Grade 3 or higher treatment-related non-hematologic toxicity rates were 41% for VRd and 48% for KRd; P=0.024. Very good partial response rates were higher on the KRD arm (74% versus 65%); P=0.002. At 29 months of follow-up, the three-year OS probability (95% CI) is 0.84 (0.80 to 0.88) for VRd and 0.86 (0.82 to 0.89) for KRd.

Dr. Kumar continued: "The ENDURANCE study highlights the importance of using data from phase three trials to drive clinical practice. Although phase two trial data suggested a better outcome with KRd, compared to historical data with VRd, this has not borne out in the phase three ENDURANCE trial."

"It also raises concern for toxicities, which need to be carefully monitored for."

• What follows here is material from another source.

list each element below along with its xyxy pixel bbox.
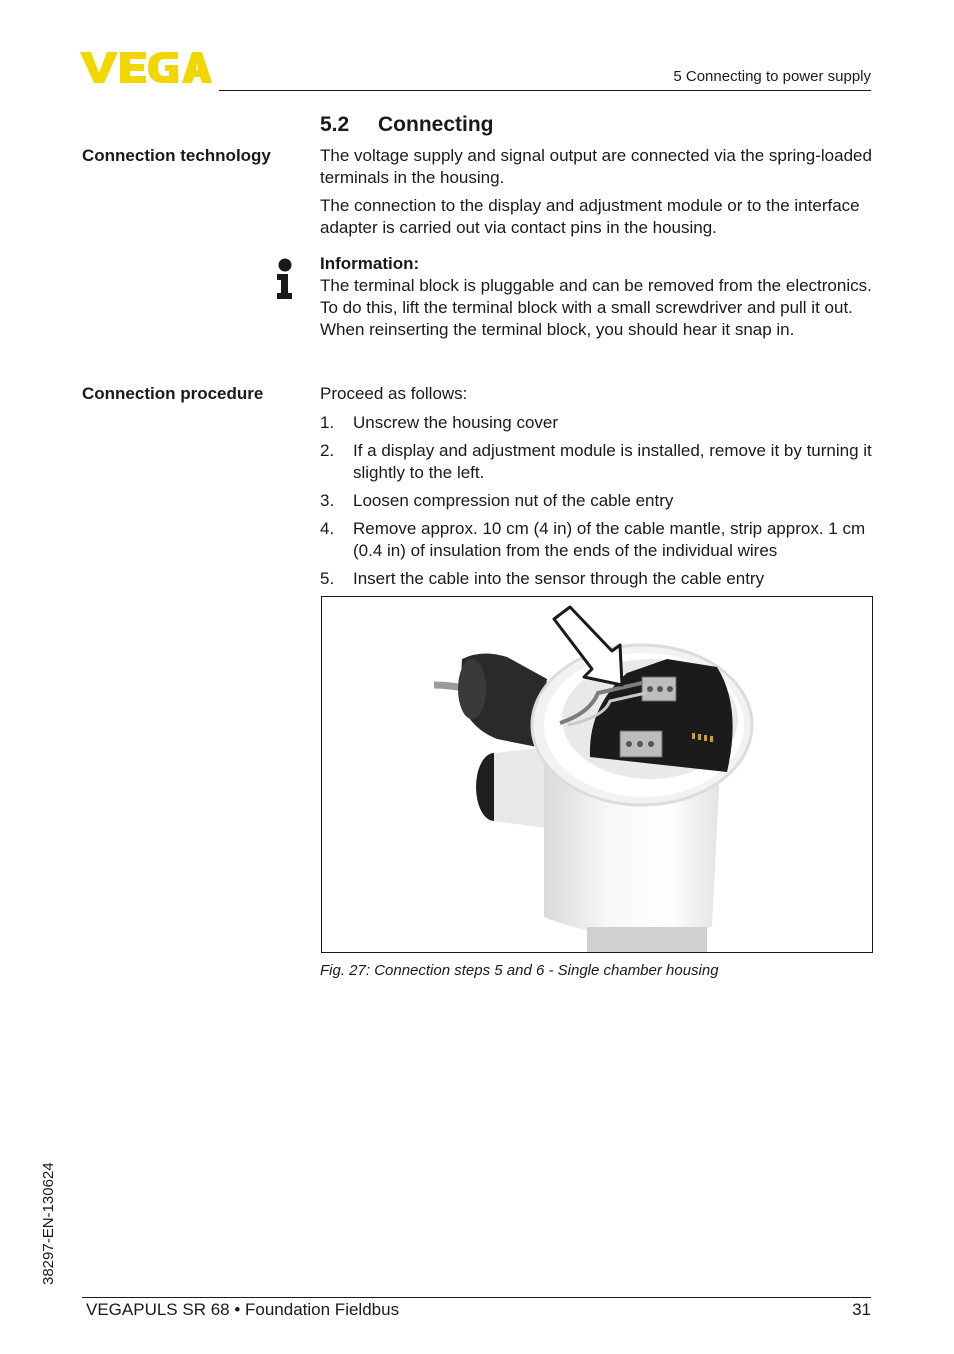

The following cooperative research groups in the NCI's National Clinical Trials Network all collaborated in the trial: Alliance for Clinical Trials in Oncology, ECOG-ACRIN Cancer Research Group, NRG Oncology, and SWOG.

"This trial represents another success for the National Clinical Trials Network. We found that a regimen that was very promising in small phase two studies was not better than the current standard, but in fact, was associated with more side effects."

"To me, it reemphasizes the importance of randomized controlled trials in oncology," said ECOG-ACRIN Myeloma Committee Chair S. Vincent Rajkumar, MD (Mayo Clinic).

Dr. Kumar concluded: "Based on this analysis, VRd should remain the standard of care for standard and intermediate-risk newly diagnosed multiple myeloma patients who are ineligible or will defer transplant, and it should be the backbone for adding newer therapies for those patients."